To explore how the Moon features in people’s lives today at a more individual level, and to discover what the Moon means to people from different cultural and linguistic backgrounds, I have interviewed a number of families, all living in Glasgow, over a period of six months. The families spoke either Arabic, Polish, Mandarin or English: some of the languages that make up Glasgow’s vibrant linguistic landscape. I have been looking at how the family members use metaphor to talk about time, and other abstract concepts, in relation to the Moon. We tend to think that time is a universal concept, experienced the same way by everyone. However, my data shows that people’s conceptions of time, when talking about the Moon, vary in interesting and subtle ways depending on their cultural background, the stories and books they’ve read, the languages they speak and their age.

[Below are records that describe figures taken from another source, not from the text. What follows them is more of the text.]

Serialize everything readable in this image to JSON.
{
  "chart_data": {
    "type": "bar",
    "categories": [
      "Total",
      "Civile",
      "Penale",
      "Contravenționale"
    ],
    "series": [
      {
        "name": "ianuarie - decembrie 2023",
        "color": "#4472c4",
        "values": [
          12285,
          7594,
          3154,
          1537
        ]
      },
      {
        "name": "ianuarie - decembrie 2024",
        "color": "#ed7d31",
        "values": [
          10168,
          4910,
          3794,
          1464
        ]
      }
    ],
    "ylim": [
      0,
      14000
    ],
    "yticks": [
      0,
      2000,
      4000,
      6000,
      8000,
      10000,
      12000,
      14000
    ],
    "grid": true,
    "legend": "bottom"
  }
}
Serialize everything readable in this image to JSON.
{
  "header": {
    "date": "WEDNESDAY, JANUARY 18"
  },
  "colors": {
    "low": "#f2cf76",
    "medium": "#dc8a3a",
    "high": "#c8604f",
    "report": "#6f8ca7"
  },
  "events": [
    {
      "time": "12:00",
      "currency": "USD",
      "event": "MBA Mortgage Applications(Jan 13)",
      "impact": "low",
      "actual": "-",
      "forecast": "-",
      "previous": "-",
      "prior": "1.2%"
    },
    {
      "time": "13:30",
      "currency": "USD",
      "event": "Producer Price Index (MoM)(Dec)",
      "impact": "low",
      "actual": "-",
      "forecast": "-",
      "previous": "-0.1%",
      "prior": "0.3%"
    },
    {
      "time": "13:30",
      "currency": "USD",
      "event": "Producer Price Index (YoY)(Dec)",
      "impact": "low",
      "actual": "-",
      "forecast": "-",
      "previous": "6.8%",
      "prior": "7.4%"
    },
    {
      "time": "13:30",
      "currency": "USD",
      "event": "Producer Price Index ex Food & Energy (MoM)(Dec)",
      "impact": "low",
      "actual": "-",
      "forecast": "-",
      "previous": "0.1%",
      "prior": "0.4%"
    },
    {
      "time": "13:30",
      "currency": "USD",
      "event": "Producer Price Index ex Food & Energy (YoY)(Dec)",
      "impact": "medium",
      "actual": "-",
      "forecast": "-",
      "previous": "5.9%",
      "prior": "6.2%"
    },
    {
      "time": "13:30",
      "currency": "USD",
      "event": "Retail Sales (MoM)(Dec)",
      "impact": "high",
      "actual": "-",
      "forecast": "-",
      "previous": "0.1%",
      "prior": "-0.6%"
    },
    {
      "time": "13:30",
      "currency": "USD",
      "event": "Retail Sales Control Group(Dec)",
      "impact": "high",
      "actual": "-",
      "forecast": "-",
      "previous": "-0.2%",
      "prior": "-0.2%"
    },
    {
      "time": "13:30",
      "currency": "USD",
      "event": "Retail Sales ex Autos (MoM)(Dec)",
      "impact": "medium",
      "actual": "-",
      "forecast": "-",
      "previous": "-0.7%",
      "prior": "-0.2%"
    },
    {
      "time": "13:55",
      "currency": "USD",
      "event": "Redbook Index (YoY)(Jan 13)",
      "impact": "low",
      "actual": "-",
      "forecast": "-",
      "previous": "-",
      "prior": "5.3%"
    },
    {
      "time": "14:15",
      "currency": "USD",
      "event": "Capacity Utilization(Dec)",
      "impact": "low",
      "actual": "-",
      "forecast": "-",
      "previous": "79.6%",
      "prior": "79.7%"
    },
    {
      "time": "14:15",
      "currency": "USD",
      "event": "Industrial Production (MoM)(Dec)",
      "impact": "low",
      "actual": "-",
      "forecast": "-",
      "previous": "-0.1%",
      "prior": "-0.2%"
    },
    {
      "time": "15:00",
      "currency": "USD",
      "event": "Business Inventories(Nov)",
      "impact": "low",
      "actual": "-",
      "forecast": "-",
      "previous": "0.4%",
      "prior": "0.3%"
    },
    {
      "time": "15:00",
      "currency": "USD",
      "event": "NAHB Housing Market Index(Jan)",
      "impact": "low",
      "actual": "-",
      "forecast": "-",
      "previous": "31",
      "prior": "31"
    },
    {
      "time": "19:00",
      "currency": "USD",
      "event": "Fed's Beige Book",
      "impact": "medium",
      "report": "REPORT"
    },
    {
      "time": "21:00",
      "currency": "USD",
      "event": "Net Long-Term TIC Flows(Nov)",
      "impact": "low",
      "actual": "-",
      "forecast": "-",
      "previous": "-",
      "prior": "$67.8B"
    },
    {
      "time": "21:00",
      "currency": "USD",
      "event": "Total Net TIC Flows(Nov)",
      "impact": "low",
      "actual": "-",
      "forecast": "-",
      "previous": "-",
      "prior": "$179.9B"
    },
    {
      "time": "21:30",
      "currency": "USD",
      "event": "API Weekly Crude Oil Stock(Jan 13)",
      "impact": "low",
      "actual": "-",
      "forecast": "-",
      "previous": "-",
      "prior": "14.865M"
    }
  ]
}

This study shows that although we all share and know the Moon, different cultures and languages have responded to the Moon in contrasting ways. Understanding this diversity allows for a more complete picture of what makes us human, and how we through our different languages relate to our natural world.

A special thank you to all my language enthusiasts who have been part of this project’s creation: Dangeni, Rui He, Nourah Alshalhoub, Heba Elmaraghi, Idris Al Adawi, Agnieszka Uflewska, Aneta Marren, Annette Islei, Colin Reilly, and to the families I interviewed!